Statt nun alte ideologische Grabenkämpfe auszufechten, sollten sich alle Beteiligten fragen, woran sie gescheitert sind. Wenn der Werkbund mault, Sakamotos Konzept sei vorverurteilt worden, denn das Thema Ökologie hätte man sich für die nächsten Workshops vorgenommen, dann ist dies ein Zeugnis von Realitäts- und Traditionsferne. Denn immerhin war der Werkbund einmal Vorreiter in Sachen Nachhaltigkeit und Umwelt. Der Werkbund muss sich auch fragen lassen, ob das Schema »Siedlung« im städtischen Kontext zukunftsfähig ist. Und er muss über seine Strategie und Bündnispartner nachdenken. Und die Stadt München muss sich der bohrenden Frage stellen, warum sie es nicht fertigbringt, neue, bezahlbare, qualitativ hervorragende Urbanität für »Empty Nesters«, Familien und Kreative herzustellen. Sie muss ihre Planungs- und Vergabeverfahren grundlegend überdenken. Hamburg macht es gerade in der HafenCity vor, wie man durch eine kleinteilige, wettbewerbsorientierte Vergabepraxis Nachbarschaften präfiguriert, und wie man durch anschließende Architekturwettbewerbe für diese Nachbarschaften attraktiven Wohnraum schafft. Dabei sorgen Genossenschaften dafür, dass trotz hoher Erschließungskosten der Quadratmeterpreis für Mieter teilweise unter zehn Euro liegt. Baugemeinschaften werden geradezu ermutigt, ihren Teil zur lebendigen Stadt beizu- tragen.

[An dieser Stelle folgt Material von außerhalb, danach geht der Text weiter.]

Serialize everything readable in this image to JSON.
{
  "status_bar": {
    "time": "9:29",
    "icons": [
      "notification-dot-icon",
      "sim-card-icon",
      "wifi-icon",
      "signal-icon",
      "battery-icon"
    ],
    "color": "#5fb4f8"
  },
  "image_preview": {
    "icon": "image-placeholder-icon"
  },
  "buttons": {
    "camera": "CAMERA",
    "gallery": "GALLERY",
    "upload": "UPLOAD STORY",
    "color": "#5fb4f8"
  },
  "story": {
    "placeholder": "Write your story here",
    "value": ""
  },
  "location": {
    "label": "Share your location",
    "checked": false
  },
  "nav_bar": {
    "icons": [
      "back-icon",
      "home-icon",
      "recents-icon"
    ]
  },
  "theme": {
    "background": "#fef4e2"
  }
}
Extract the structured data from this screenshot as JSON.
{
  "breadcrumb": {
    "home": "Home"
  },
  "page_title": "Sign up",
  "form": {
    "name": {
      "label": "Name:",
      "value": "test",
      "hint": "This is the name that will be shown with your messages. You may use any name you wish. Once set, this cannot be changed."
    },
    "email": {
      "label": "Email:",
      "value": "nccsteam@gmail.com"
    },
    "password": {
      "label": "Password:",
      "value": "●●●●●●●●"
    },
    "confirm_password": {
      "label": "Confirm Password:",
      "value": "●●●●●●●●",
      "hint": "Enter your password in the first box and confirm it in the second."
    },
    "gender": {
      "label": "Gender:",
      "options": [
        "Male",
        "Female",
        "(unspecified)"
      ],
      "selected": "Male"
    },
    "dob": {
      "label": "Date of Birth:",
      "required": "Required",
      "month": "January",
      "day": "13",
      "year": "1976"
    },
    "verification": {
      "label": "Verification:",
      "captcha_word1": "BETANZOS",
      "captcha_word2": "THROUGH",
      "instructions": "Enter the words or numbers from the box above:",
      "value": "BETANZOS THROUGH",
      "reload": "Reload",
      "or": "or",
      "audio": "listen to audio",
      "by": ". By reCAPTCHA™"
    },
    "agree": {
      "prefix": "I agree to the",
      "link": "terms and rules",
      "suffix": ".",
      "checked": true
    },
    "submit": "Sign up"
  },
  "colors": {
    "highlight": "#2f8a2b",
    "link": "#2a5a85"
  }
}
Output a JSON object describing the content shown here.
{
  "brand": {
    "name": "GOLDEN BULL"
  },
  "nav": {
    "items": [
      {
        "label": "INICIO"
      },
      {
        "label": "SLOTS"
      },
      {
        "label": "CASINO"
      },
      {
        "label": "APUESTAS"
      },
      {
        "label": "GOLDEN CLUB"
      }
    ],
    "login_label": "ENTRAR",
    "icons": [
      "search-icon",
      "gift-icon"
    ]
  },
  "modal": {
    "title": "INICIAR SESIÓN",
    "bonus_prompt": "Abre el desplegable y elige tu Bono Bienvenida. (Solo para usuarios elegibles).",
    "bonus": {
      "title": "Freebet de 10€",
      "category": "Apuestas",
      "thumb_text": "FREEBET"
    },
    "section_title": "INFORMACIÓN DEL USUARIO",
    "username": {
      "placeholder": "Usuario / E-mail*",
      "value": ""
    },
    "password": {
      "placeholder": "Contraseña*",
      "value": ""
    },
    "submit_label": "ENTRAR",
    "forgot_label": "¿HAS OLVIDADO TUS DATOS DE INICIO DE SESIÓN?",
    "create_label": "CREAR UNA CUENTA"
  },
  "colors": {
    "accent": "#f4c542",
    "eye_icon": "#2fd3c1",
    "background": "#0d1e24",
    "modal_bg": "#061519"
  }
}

Die Münchner Wohnungsbaugesellschaften, die einerseits Sakamoto wollten und andererseits Angst vor dem Ungewohnten zeigten, müssen sich fragen lassen, ob sie es sich leisten können, weiter so anspruchslos zu bauen wie bisher. Es reicht nicht, nur preiswerten Wohnraum irgendwo in der Stadt zur Verfügung zu stellen, dieser Wohnraum muss städtisch eingebunden werden. Andernorts ist Niedrigenergie bereits Standard, denn kein Mieter hat Lust auf steigende Nebenkosten. Dass flexible Grundrisse einer Langzeitbewirtschaftung entgegenkommen, hat sich auch längst herumgesprochen. Nach der Absage an Sakamoto und den Werkbund muss die Stadt München nun beweisen, dass sie willens und fähig ist, nicht nur ihren Wohnungsbau zu reformieren. Sie muss auch ihren Umgang mit öffentlichen Räumen prüfen. Was macht Stadt? – Das ist die alles entscheidende Frage. Das Wiesenfeld wird zum Prüfstein.